Rationale / Justification of Existence: Climate studies and modeling experiments indicate that the anthropogenically- driven rise in global temperatures and land –use changes may adversely affect existing climatic, hydrological and environmental conditions. Multiple stresses make most of Africa highly vulnerable to environmental changes and climate change is likely to increase this vulnerability. The West African Region is vulnerable to specific impacts of climate change, some of which include desertification, sea level rise, reduced freshwater availability, changes in frequencies and intensities of cyclones coastal inundation, deforestation, loss of forest quality, woodland degradation , coral bleaching, increase of insect vectors , spread of malaria as well as other vector-borne diseases and food insecurity. These impacts are expected to continue even if the increase in the concentration of green house gases was to be halted due to the long half life of some important gases like carbon dioxide. Hence the need for adaptation strategies.


Development cooperation has a role to play in both mitigation and adaptation. In some cases, adaptation will involve specific measures such as the construction of reinforcement of levees and floating gardens in response to sea level rise. However, in most cases it involves the integration of adaptation considerations into existing development processes and activities with a view to make them climate –resilient. New approaches to resource exploitation are called for as part of this adaptation strategy. Adaptation to climate change cannot be addressed through a single economic sector as it has impacts across all aspects of social and economic development. In addition, development without consideration of the risks and impacts of climate change sometimes increase the vulnerability ( maladaption).
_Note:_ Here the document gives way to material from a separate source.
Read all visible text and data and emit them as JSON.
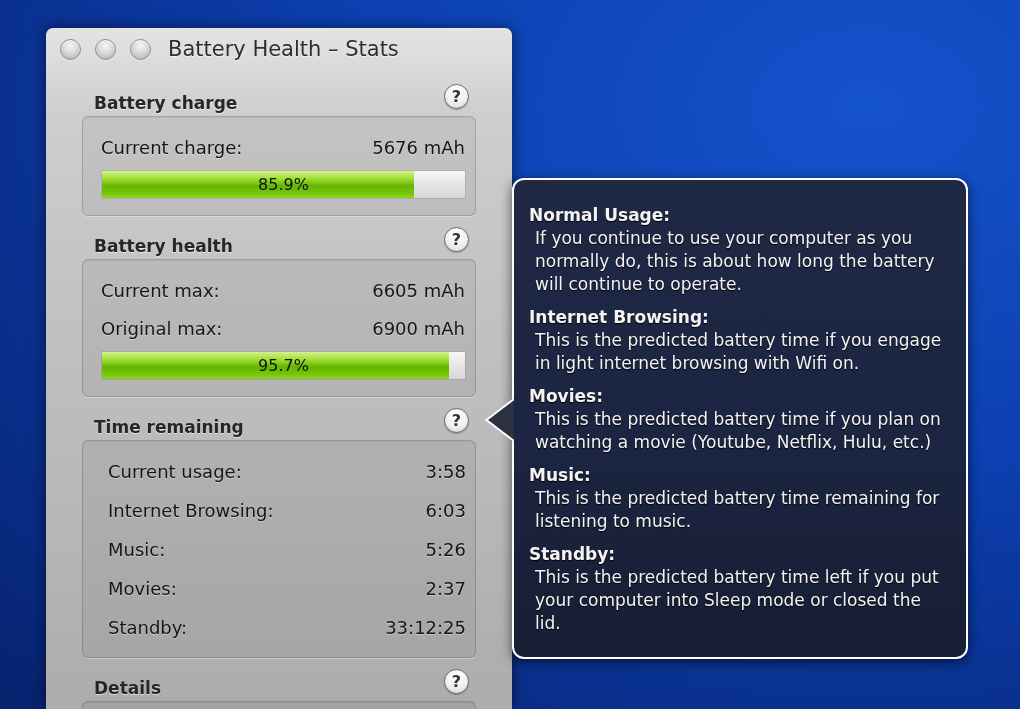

Government policies, coordination and leadership on the issue of climate change in Nigeria lacks authority, capability and political will. This explains the growing interest of the international community to support capacity building initiatives in the area of climate change. An institutional structure is needed to provide meaningful coordination of these supports from national and international organizations. The Open Society Foundation (OSF) of the United States has made financial commitments to support the University of Nigeria in building a “Trans –disciplinary climate change adaptation capacity” over an initial three year period under the African Climate Change Initiative. ACCAI coordinates this initiative and provides an institutional base for attracting more grants in the area of climate change.

Broad Objectives: The University will offer trans-disciplinary programmes that will:

  1. Build the human capacity needed to address climate change and adaptation that meet African’s unique needs through University – based curricular for conventional post graduate degrees ( PGD, M.Sc. and Ph.D. ) and short training courses for a wide range of professionals from all sectors;
  2. Encourage and implement action –oriented research activities, including research into climate change adaptation technologies, that will help to improve the climate adaptation capacity of the African peoples;
  3. Provide a framework for national and regional policy assessment and advice to governments and public and private sector actors;
  4. Include various communities within the African region in its programme execution and implementation of research findings; and
  5. Provide basis for adaptation of international; best practices in climate change issues and collaboration with similar or related facilities across the world.